Magnetic helicity in a periodic domain

Abstract

Sometimes, ideally conserved quantities in turbulent flows can cascade to larger length scales as well as smaller length scales. Any quantity which approaches the largest length scale available will be strongly affected by the boundary conditions. Often turbulence is modelled in a domain with periodic boundary conditions. In three dimensions, such a domain is a compact manifold without boundary called a 3‐torus. A 3‐torus is multiply connected, unlike many other domains of interest (e.g., the interior of a sphere). This difference in topology affects the structure of the fields contained inside. For example, there may be streamlines or magnetic field lines which do not close upon themselves but which stretch across the entire domain. Such periodic lines do not exist in nonperiodic geometries. This paper asks whether the presence of periodic lines can change the dynamics of the fluid.

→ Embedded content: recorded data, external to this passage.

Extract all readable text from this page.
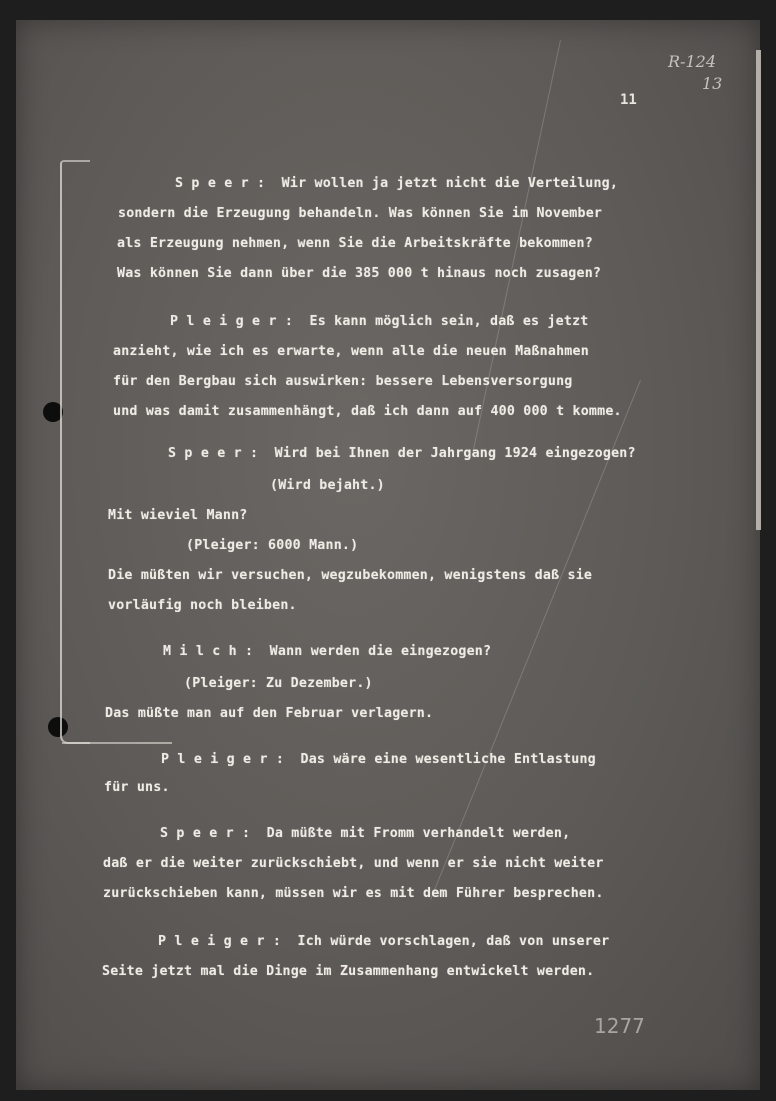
R-124
13
11
S p e e r :  Wir wollen ja jetzt nicht die Verteilung,
sondern die Erzeugung behandeln. Was können Sie im November
als Erzeugung nehmen, wenn Sie die Arbeitskräfte bekommen?
Was können Sie dann über die 385 000 t hinaus noch zusagen?
P l e i g e r :  Es kann möglich sein, daß es jetzt
anzieht, wie ich es erwarte, wenn alle die neuen Maßnahmen
für den Bergbau sich auswirken: bessere Lebensversorgung
und was damit zusammenhängt, daß ich dann auf 400 000 t komme.
S p e e r :  Wird bei Ihnen der Jahrgang 1924 eingezogen?
(Wird bejaht.)
Mit wieviel Mann?
(Pleiger: 6000 Mann.)
Die müßten wir versuchen, wegzubekommen, wenigstens daß sie
vorläufig noch bleiben.
M i l c h :  Wann werden die eingezogen?
(Pleiger: Zu Dezember.)
Das müßte man auf den Februar verlagern.
P l e i g e r :  Das wäre eine wesentliche Entlastung
für uns.
S p e e r :  Da müßte mit Fromm verhandelt werden,
daß er die weiter zurückschiebt, und wenn er sie nicht weiter
zurückschieben kann, müssen wir es mit dem Führer besprechen.
P l e i g e r :  Ich würde vorschlagen, daß von unserer
Seite jetzt mal die Dinge im Zusammenhang entwickelt werden.
1277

Recently, Stribling et al. [1994] examined MHD turbulence with a mean magnetic field and periodic boundary conditions. They noted that the magnetic helicity of the fluctuating field decreases in time. In a closed domain such behavior is readily explained. In particular, the helicity of the fluctuating field only measures the self‐linking of the fluctuating field. The conserved total helicity, however, also measures mutual linking between the fluctuating field and the mean field. The decrease of the fluctuating helicity indicates a transference of helicity to this linking. Unfortunately in a periodic domain this explanation does not work. We show that in general, the total helicity is not even definable, much less conserved. The helicity exists only if all toroidal field lines close upon themselves without stretching across the domain. Even in this case helicity has unusual properties. For example, a simple sequence of reconnections can convert a flux tube with right handed twist into a tube with left handed twist. This flips the sign of the helicity. Taylor relaxation is not valid when such processes occur. We present a new helicity‐like quantity H which can be defined even when the usual helicity does not exist. This quantity measures how much the toroidal field links both interior and exterior mean flux. It is an ideal invariant when the fluid velocity has no z component.